La plupart des consommateurs agissent de façon responsable en ce qui concerne l'élimination des déchets. Un bon nombre de collectivités ont des programmes de recyclage comportant la collecte en bordure de la rue, des lieux de dépôts ou des centres de rachat. On devrait permettre l'exploitation de programmes volontaires de recyclage, et des mesures législatives ne devraient être imposées que si les initiatives volontaires font échec.
Les programmes fructueux de recyclage exigent une éducation approfondie et une sensibilisation accrue. Les incitatifs positifs comme les programmes volontaires de collecte en bordure du trottoir et les initiatives communautaires sont mieux accueillis que des solutions négatives comme les impôts et l'interdiction de certains produits. Les mesures législatives à elles seules ne peuvent pas modifier les attitudes du public.
Les taxes sur les contenants haussent les prix d'une manière injuste, ce qui nuit aux ventes. Cela pénalise également les consommateurs qui sont disposés à recycler les contenants, surtout lorsque ces taxes ne sont pas affectées au programme environnemental particulier lié à ces contenants.

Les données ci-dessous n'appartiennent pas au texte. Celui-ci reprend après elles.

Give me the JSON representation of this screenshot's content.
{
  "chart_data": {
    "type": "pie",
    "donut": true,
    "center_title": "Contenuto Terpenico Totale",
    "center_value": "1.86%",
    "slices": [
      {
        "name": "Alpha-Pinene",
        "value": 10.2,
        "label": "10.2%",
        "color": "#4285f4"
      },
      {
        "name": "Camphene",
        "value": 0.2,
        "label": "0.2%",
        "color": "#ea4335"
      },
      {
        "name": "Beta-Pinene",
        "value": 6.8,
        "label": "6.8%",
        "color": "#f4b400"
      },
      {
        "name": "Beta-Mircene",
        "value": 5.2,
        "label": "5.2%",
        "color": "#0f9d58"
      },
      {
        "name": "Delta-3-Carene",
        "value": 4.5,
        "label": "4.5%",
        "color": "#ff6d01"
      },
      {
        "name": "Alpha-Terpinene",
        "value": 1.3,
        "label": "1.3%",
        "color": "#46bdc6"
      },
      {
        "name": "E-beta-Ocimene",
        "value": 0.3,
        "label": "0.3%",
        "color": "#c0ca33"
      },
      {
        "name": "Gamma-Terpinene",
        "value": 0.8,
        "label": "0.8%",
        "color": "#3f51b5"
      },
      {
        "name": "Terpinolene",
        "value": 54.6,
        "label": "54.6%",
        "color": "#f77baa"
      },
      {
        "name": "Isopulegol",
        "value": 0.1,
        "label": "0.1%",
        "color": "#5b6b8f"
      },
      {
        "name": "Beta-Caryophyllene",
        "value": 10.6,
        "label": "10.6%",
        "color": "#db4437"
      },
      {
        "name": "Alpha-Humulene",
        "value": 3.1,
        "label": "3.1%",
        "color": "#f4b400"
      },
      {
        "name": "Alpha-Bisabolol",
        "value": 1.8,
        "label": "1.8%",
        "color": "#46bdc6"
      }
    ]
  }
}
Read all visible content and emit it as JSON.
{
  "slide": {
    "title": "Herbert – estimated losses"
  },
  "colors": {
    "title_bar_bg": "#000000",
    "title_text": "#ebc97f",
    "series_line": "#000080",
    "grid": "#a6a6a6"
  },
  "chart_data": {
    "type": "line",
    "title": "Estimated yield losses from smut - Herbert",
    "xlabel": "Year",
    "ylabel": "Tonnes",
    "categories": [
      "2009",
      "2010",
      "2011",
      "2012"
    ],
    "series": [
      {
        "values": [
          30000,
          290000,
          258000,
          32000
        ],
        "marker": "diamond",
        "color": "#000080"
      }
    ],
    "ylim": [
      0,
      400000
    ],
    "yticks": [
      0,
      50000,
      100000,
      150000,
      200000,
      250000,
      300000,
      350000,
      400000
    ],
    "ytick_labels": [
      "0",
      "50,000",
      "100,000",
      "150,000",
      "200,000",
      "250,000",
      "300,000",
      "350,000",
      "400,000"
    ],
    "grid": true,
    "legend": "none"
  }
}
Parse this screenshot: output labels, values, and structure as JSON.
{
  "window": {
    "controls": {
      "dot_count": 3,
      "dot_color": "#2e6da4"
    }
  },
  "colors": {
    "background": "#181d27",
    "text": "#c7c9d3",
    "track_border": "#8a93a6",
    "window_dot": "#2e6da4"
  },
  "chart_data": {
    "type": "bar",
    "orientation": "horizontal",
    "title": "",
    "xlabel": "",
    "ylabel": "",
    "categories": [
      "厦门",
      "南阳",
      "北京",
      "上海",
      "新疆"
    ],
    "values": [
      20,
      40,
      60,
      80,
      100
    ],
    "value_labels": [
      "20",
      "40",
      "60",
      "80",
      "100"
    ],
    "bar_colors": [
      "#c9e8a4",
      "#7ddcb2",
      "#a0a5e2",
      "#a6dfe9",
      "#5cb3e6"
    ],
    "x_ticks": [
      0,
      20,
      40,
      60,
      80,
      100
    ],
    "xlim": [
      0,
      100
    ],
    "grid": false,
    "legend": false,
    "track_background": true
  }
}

La consignation des contenants de spiritueux a fort probablement un effet marginal sur la gestion des déchets solides. En outre, elle nuit à la viabilité des programmes de recyclable en bordure de la rue parce qu'elle élimine les recettes générées par le verre, le plastique et les canettes [surtout celles en aluminium] du service des boîtes bleues. Cela entraîne alors des coûts globaux plus élevés de la gestion des déchets.
Les programmes de consignation font grimper les coûts administratifs, créent des inconvénients pour les consommateurs et réduisent les ventes ainsi que les recettes du gouvernement. Si ces programmes sont mis en vigueur, ils doivent s'appliquer de façon égale aux contenants de bière, de vin et de spiritueux, ainsi qu'aux contenants de produits fabriqués au pays et à l'étranger afin d'imposer les mêmes règles à tous.
La réutilisation des contenants de spiritueux n'est pas un choix viable en raison du faible nombre et des conceptions particulières des bouteilles, des coûts liés au transport résultant du nombre limité d'installations de fabrication et de l'étendue géographique du Canada, des questions de commerce international et des problèmes de responsabilité juridique.